I have been a full time worker with Youth With A Mission (YWAM) for thirty two years. My involvement with this organization has given me both great respect and concerns for our role in the body of Christ in reaching the lost. My immediate concern that this dissertation addresses is the role we play in reaching the cities around the world.
One of YWAM’s dominant themes is community living. That may be expressed in joint living in large bases, community living in small teams, or living independently but working together as a team. The questions that I investigate in this paper have to do with whether living together as we do in YWAM actually enhances our ability or detracts from our ability to preach the gospel to those we have been called to. Monastic communities and missionary compounds faced the same dilemma in history as they sought to live together to be more effective. Some of those communities were able to make a powerful impact upon society and others became focused inwardly on their own self-improvement. Though YWAM is not a missionary compound or a monastic community, there are nevertheless parallels between them that can result in a
community that impacts society or a community that turns inward on itself.

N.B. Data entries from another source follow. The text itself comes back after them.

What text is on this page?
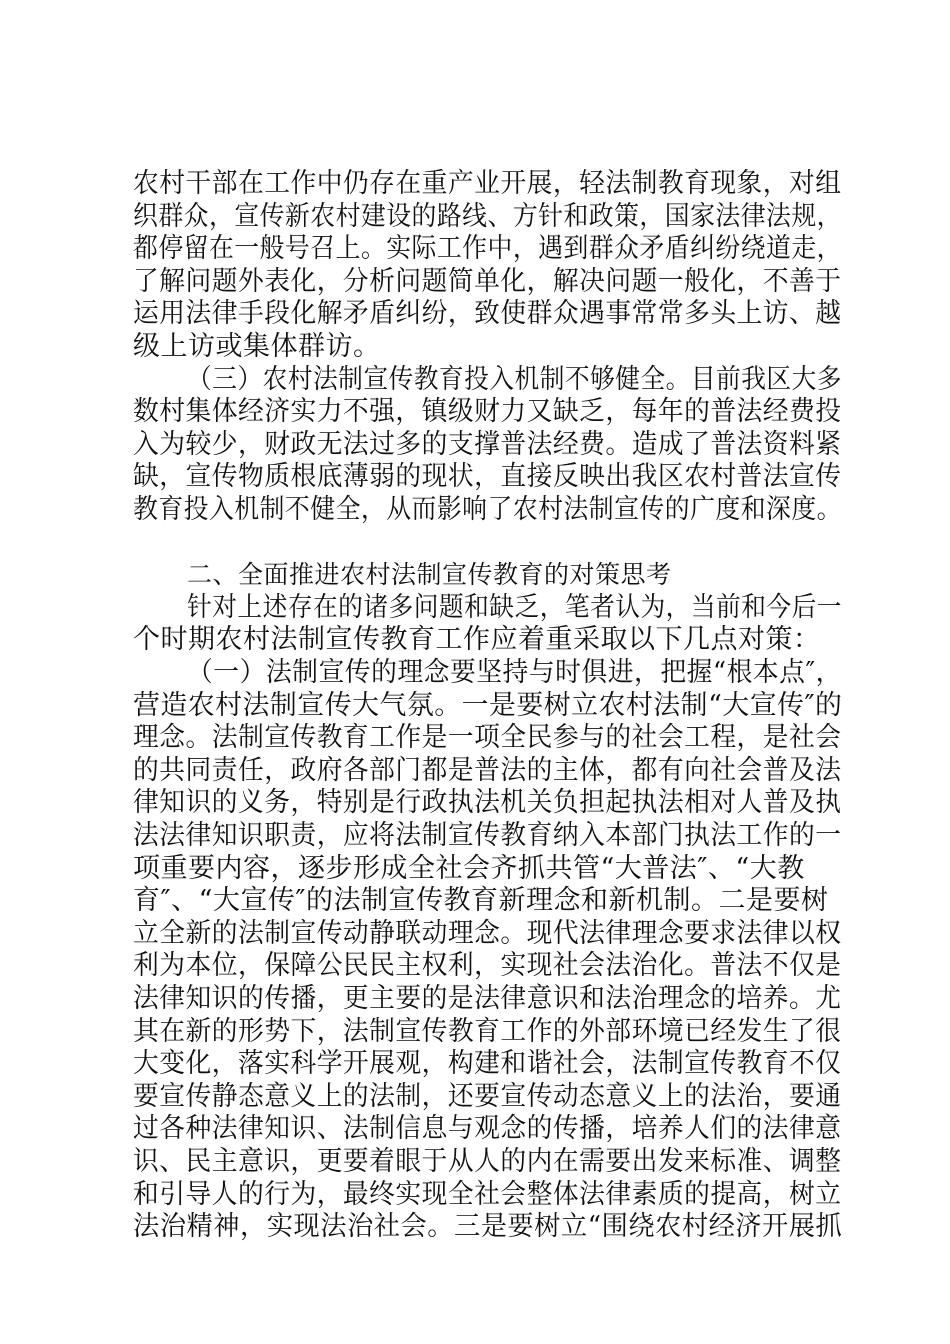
农村干部在工作中仍存在重产业开展，轻法制教育现象，对组
织群众，宣传新农村建设的路线、方针和政策，国家法律法规，
都停留在一般号召上。实际工作中，遇到群众矛盾纠纷绕道走，
了解问题外表化，分析问题简单化，解决问题一般化，不善于
运用法律手段化解矛盾纠纷，致使群众遇事常常多头上访、越
级上访或集体群访。
（三）农村法制宣传教育投入机制不够健全。目前我区大多
数村集体经济实力不强，镇级财力又缺乏，每年的普法经费投
入为较少，财政无法过多的支撑普法经费。造成了普法资料紧
缺，宣传物质根底薄弱的现状，直接反映出我区农村普法宣传
教育投入机制不健全，从而影响了农村法制宣传的广度和深度。
二、全面推进农村法制宣传教育的对策思考
针对上述存在的诸多问题和缺乏，笔者认为，当前和今后一
个时期农村法制宣传教育工作应着重采取以下几点对策：
（一）法制宣传的理念要坚持与时俱进，把握“根本点″，
营造农村法制宣传大气氛。一是要树立农村法制“大宣传″的
理念。法制宣传教育工作是一项全民参与的社会工程，是社会
的共同责任，政府各部门都是普法的主体，都有向社会普及法
律知识的义务，特别是行政执法机关负担起执法相对人普及执
法法律知识职责，应将法制宣传教育纳入本部门执法工作的一
项重要内容，逐步形成全社会齐抓共管“大普法″、“大教
育″、“大宣传″的法制宣传教育新理念和新机制。二是要树
立全新的法制宣传动静联动理念。现代法律理念要求法律以权
利为本位，保障公民民主权利，实现社会法治化。普法不仅是
法律知识的传播，更主要的是法律意识和法治理念的培养。尤
其在新的形势下，法制宣传教育工作的外部环境已经发生了很
大变化，落实科学开展观，构建和谐社会，法制宣传教育不仅
要宣传静态意义上的法制，还要宣传动态意义上的法治，要通
过各种法律知识、法制信息与观念的传播，培养人们的法律意
识、民主意识，更要着眼于从人的内在需要出发来标准、调整
和引导人的行为，最终实现全社会整体法律素质的提高，树立
法治精神，实现法治社会。三是要树立“围绕农村经济开展抓
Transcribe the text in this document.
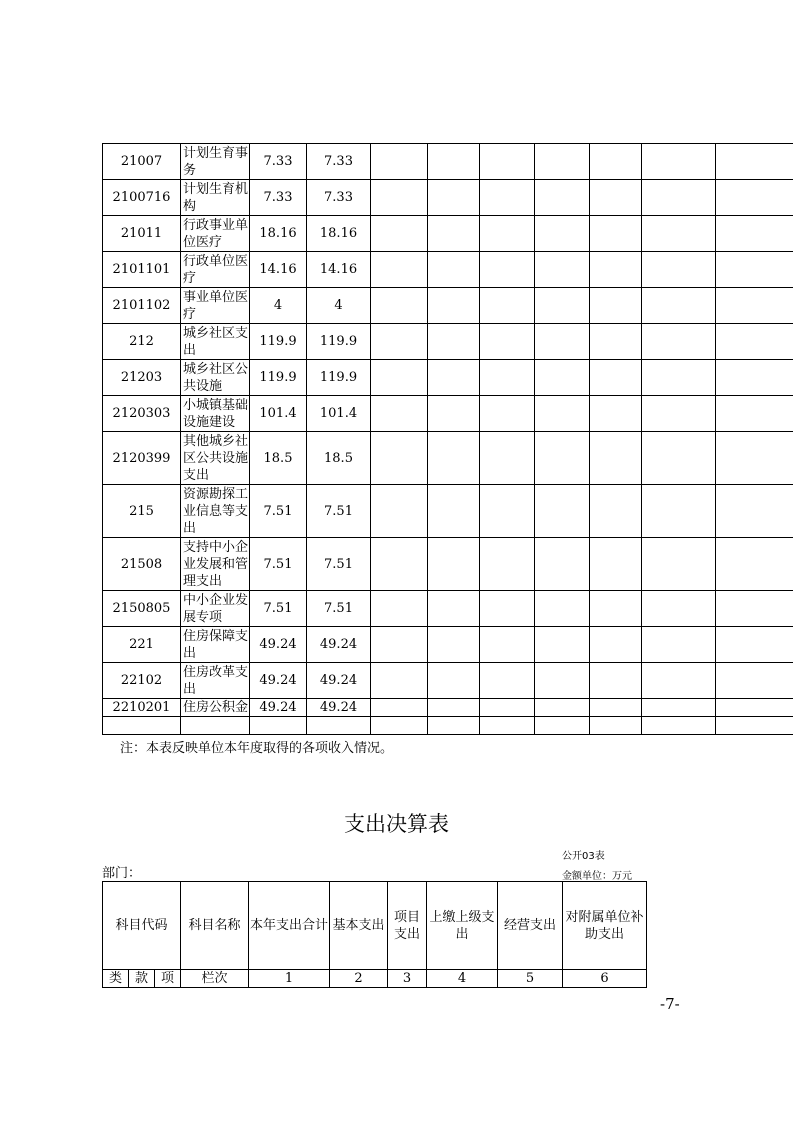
21007	计划生育事务	7.33	7.33							
2100716	计划生育机构	7.33	7.33							
21011	行政事业单位医疗	18.16	18.16							
2101101	行政单位医疗	14.16	14.16							
2101102	事业单位医疗	4	4							
212	城乡社区支出	119.9	119.9							
21203	城乡社区公共设施	119.9	119.9							
2120303	小城镇基础设施建设	101.4	101.4							
2120399	其他城乡社区公共设施支出	18.5	18.5							
215	资源勘探工业信息等支出	7.51	7.51							
21508	支持中小企业发展和管理支出	7.51	7.51							
2150805	中小企业发展专项	7.51	7.51							
221	住房保障支出	49.24	49.24							
22102	住房改革支出	49.24	49.24							
2210201	住房公积金	49.24	49.24							

注：本表反映单位本年度取得的各项收入情况。
支出决算表
公开03表
部门：	金额单位：万元
科目代码			科目名称	本年支出合计	基本支出	项目支出	上缴上级支出	经营支出	对附属单位补助支出
类	款	项	栏次	1	2	3	4	5	6
-7-
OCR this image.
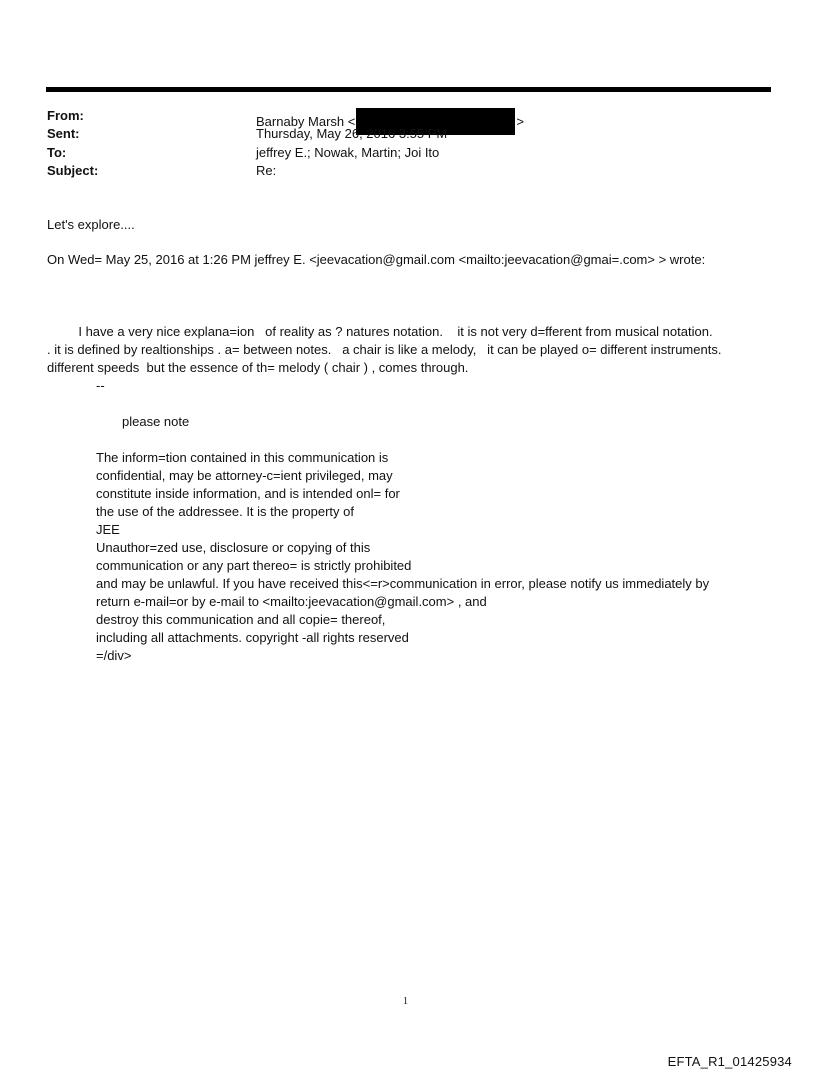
From:	Barnaby Marsh <	>
Sent:	Thursday, May 26, 2016 3:55 PM
To:	jeffrey E.; Nowak, Martin; Joi Ito
Subject:	Re:
Let's explore....
On Wed= May 25, 2016 at 1:26 PM jeffrey E. <jeevacation@gmail.com <mailto:jeevacation@gmai=.com> > wrote:
I have a very nice explana=ion   of reality as ? natures notation.    it is not very d=fferent from musical notation.
. it is defined by realtionships . a= between notes.   a chair is like a melody,   it can be played o= different instruments.
different speeds  but the essence of th= melody ( chair ) , comes through.
--
please note
The inform=tion contained in this communication is
confidential, may be attorney-c=ient privileged, may
constitute inside information, and is intended onl= for
the use of the addressee. It is the property of
JEE
Unauthor=zed use, disclosure or copying of this
communication or any part thereo= is strictly prohibited
and may be unlawful. If you have received this<=r>communication in error, please notify us immediately by
return e-mail=or by e-mail to <mailto:jeevacation@gmail.com> , and
destroy this communication and all copie= thereof,
including all attachments. copyright -all rights reserved
=/div>
1
EFTA_R1_01425934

In this dissertation I review literature that helps to give an overview of some of those monastic communities and missionary compounds that had either a positive or negative impact on society around them. The tension between equipping the saints for the work of the ministry and the perfection of the saints in their inner life is reviewed and how some of these structures accomplished or failed in that dual pursuit. Literature on YWAM is also looked at that discusses and brings to light the tension between these two pursuits and how we as a mission are trying to balance these two.
Biblical perspectives are looked at especially in what is referred to as theology of place and its ability to bring outward focus to churches and urban missional communities. I have chosen especially to highlight this biblical emphasis as YWAM has predominantly been a mobilizing mission with an overseas focus that in some cases detracts from a local emphasis. Some YWAM ministries, would argue, that this is their intended outcome as their focus is to send and not to retain. At the same time this paper will argue about the changing context of today’s cities where YWAM is primarily located and the need for a theology of place.
Surveys of 110 YWAM bases around the world and direct interviews with five YWAM bases were done to cull information on how these YWAM ministries see themselves in reaching their local communities within walking distance, driving distance and flying distance of their locations. The surveys were designed to help determine how much communal living YWAM is doing and whether community living in the opinion of the leaders of those ministries was helpful in reaching the lost.
Observations and conclusions are drawn at the end with some suggestions on how to move forward especially for those of us in YWAM with a focus on the city.